How the Increase in the interest rates recently damaged the Pakistani Economy.
Pakistan is facing a trade deficit of about 35 billion this financial year. At the same time, the Pakistani rupee continues to depreciate sharply against the US dollar. Experts call the rise in interest rates extremely harmful to the continuation of business activities. The central bank had set an interest rate of 14.99% at the end of last month, much higher than the market expectations. The interest rate is also at a 22-year high. Not only this, but the interest rate among banks, i.e., Karachi Interbank Offered Rate (CABOR), has also reached the highest level in 13 years, which is present at 14.1%.
The rise in interest rate has been seen since the SBP’s Monetary Policy Committee, in its emergency meeting on April 7, raised the basic interest rate in the country by one and a half percent, and now the interest rate in the country is 12.2 percent. It’s five percent. Concerns are being raised about a further rise in interest rates, which is likely to add to the woes of the business community. But economists believe that this will increase the problems of the business community and increase the volume of government debt.
While raising interest rate will burden the government to repay loans, banks will benefit the most. The government of Pakistan borrows the most from local commercial banks, accounting for 70% of the total debt, while investors borrow the remaining 30% in the textile and power sector. After the hike in interest rates, he said that the government would have to pay higher interest rates on treasury bills and bonds issued. Their profits will increase further.
According to the SBP data, it may be recalled that Pakistani commercial banks had earned a profit of over Rs 450 billion last year as well. The US Federal Reserve also raised interest rates by 0.5% two days ago, which will create difficulties for other developing countries and emerging economies, including Pakistan.
In such a scenario, the primary question arises as to why there is a need to raise interest rates in the end. According to economists, when the central bank sees that the demand for goods in the country is increasing so much that it increases the inflation rate, then the interest rate should be increased to control the inflation and reduce the demand so that those who take loans from banks can take fewer loans. This reduces the demand and slows down the economy, reducing inflation.

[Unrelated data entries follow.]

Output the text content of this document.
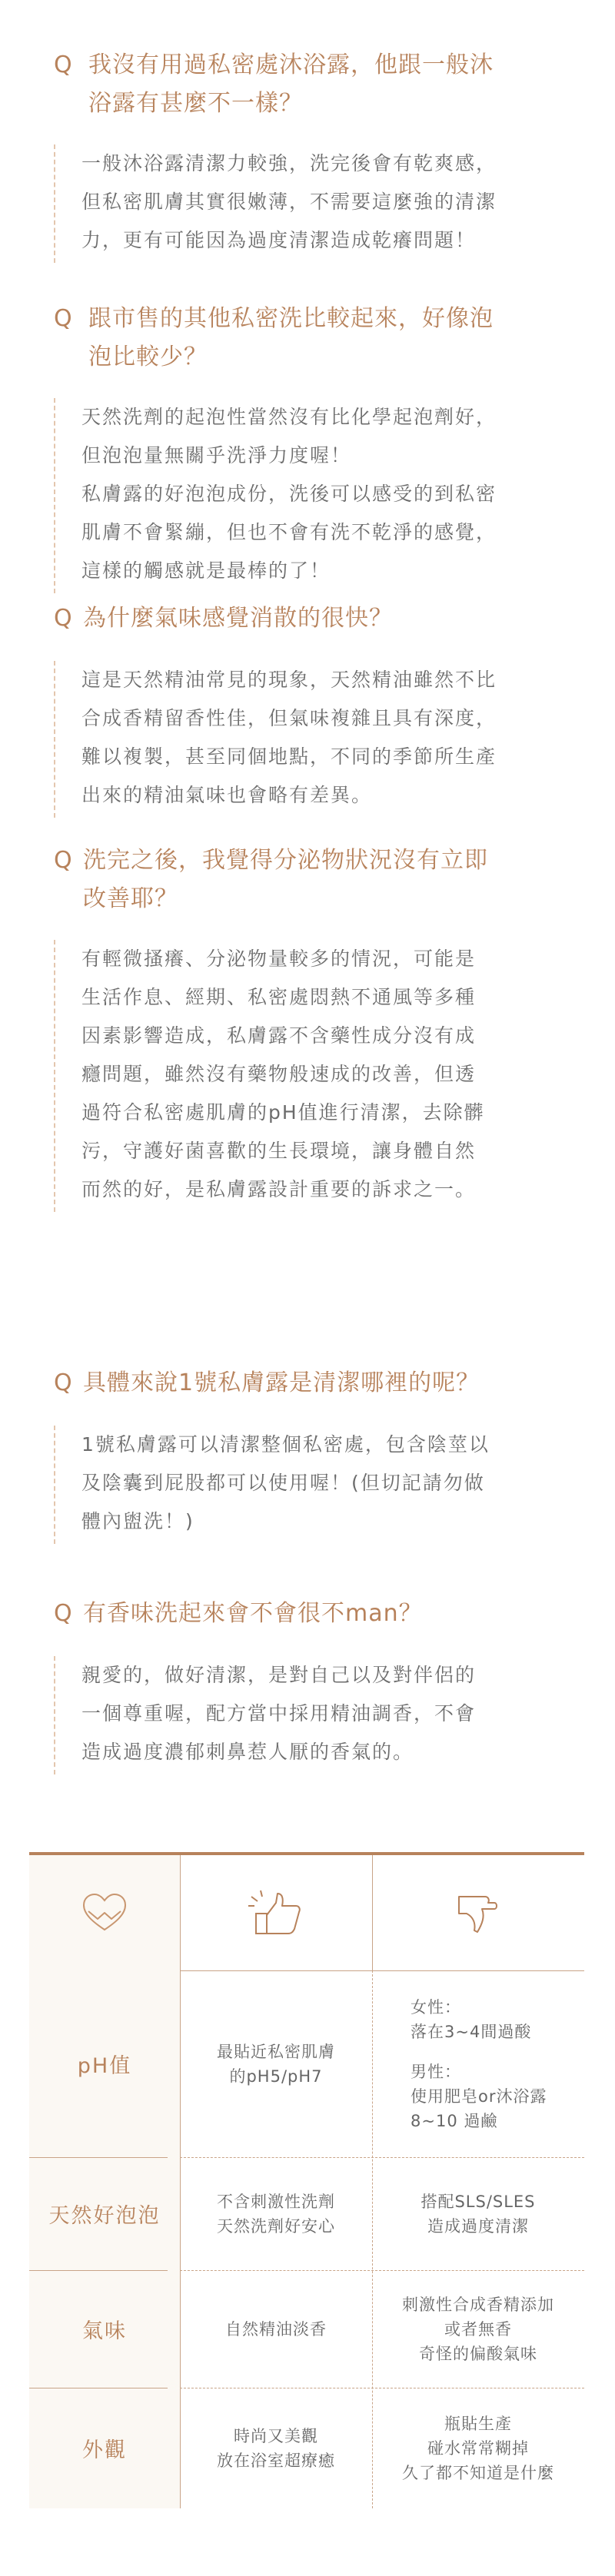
Q 我沒有用過私密處沐浴露，他跟一般沐
浴露有甚麼不一樣？
一般沐浴露清潔力較強，洗完後會有乾爽感，
但私密肌膚其實很嫩薄，不需要這麼強的清潔
力，更有可能因為過度清潔造成乾癢問題！
Q 跟市售的其他私密洗比較起來，好像泡
泡比較少？
天然洗劑的起泡性當然沒有比化學起泡劑好，
但泡泡量無關乎洗淨力度喔！
私膚露的好泡泡成份，洗後可以感受的到私密
肌膚不會緊繃，但也不會有洗不乾淨的感覺，
這樣的觸感就是最棒的了！
Q 為什麼氣味感覺消散的很快？
這是天然精油常見的現象，天然精油雖然不比
合成香精留香性佳，但氣味複雜且具有深度，
難以複製，甚至同個地點，不同的季節所生產
出來的精油氣味也會略有差異。
Q 洗完之後，我覺得分泌物狀況沒有立即
改善耶？
有輕微搔癢、分泌物量較多的情況，可能是
生活作息、經期、私密處悶熱不通風等多種
因素影響造成，私膚露不含藥性成分沒有成
癮問題，雖然沒有藥物般速成的改善，但透
過符合私密處肌膚的pH值進行清潔，去除髒
污，守護好菌喜歡的生長環境，讓身體自然
而然的好，是私膚露設計重要的訴求之一。
Q 具體來說1號私膚露是清潔哪裡的呢？
1號私膚露可以清潔整個私密處，包含陰莖以
及陰囊到屁股都可以使用喔！(但切記請勿做
體內盥洗！)
Q 有香味洗起來會不會很不man？
親愛的，做好清潔，是對自己以及對伴侶的
一個尊重喔，配方當中採用精油調香，不會
造成過度濃郁刺鼻惹人厭的香氣的。
pH值
最貼近私密肌膚
的pH5/pH7
女性：
落在3~4間過酸
男性：
使用肥皂or沐浴露
8~10 過鹼
天然好泡泡
不含刺激性洗劑
天然洗劑好安心
搭配SLS/SLES
造成過度清潔
氣味	自然精油淡香
刺激性合成香精添加
或者無香
奇怪的偏酸氣味
外觀
時尚又美觀
放在浴室超療癒
瓶貼生產
碰水常常糊掉
久了都不知道是什麼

But according to many economists, this is a weak argument in the case of Pakistan. In his view, the available information is not adequately analyzed, and there are many flaws. He said that the main reason for inflation in Pakistan is not an increase in demand but rising commodity prices in the global market. The sudden and excessive increase in interest rates is highly unfair and is disastrous for the EconomyEconomy, exports, and industries. The rise in interest rates would profoundly negatively impact export performance, utterly disastrous for initiatives and future investments. According to economists, due to high-interest rates and the high cost of doing business, no investor will come forward to set up an industry in the country. A rise in interest rates could trigger economic activity. Investors and traders say that raising interest rates will increase the cost of new projects.

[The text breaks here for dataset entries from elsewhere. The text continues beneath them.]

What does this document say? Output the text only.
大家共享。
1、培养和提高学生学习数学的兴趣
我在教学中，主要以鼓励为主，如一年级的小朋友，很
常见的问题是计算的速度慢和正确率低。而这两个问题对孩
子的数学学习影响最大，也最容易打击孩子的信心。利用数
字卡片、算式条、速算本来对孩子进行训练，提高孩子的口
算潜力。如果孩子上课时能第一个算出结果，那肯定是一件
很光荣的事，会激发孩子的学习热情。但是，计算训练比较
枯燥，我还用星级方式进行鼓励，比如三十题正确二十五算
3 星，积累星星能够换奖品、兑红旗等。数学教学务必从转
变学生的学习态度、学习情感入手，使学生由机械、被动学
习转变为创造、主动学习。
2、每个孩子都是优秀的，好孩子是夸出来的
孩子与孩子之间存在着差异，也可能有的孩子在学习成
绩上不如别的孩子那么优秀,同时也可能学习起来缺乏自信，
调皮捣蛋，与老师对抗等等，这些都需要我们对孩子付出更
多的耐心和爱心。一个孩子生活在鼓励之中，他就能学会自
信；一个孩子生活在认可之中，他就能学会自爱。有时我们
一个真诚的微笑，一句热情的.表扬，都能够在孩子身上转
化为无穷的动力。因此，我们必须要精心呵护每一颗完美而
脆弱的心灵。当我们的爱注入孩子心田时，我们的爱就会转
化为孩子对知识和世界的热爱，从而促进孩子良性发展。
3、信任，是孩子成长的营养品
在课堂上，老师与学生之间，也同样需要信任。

‘Economy is being run on loans instead of economic strategy.’
The only way to control inflation is not only to raise interest rate, but Pakistan, like many developing countries, will have to find a way to control inflation. According to him, the government does not have any economical strategy to build the country’s EconomyEconomy on a solid foundation. The Pakistani Economy is becoming utterly dependent on obtaining loans. The government borrows from local banks, international financial institutions, or countries to cover its growing budget deficit. Even more, loans are taken to pay interest on the loans.
Economists say obtaining expensive loans without any economic strategy can only temporarily improve the financial situation; a permanent solution is to increase exports and reduce imports while attracting remittances and foreign investment. It aims to reduce the budget deficit by reducing government spending while providing a better environment. To reduce the current account deficit, it is necessary to control unnecessary and lavish imports. In contrast, to reduce the budget deficit, it has become essential to establish economic discipline in government institutions.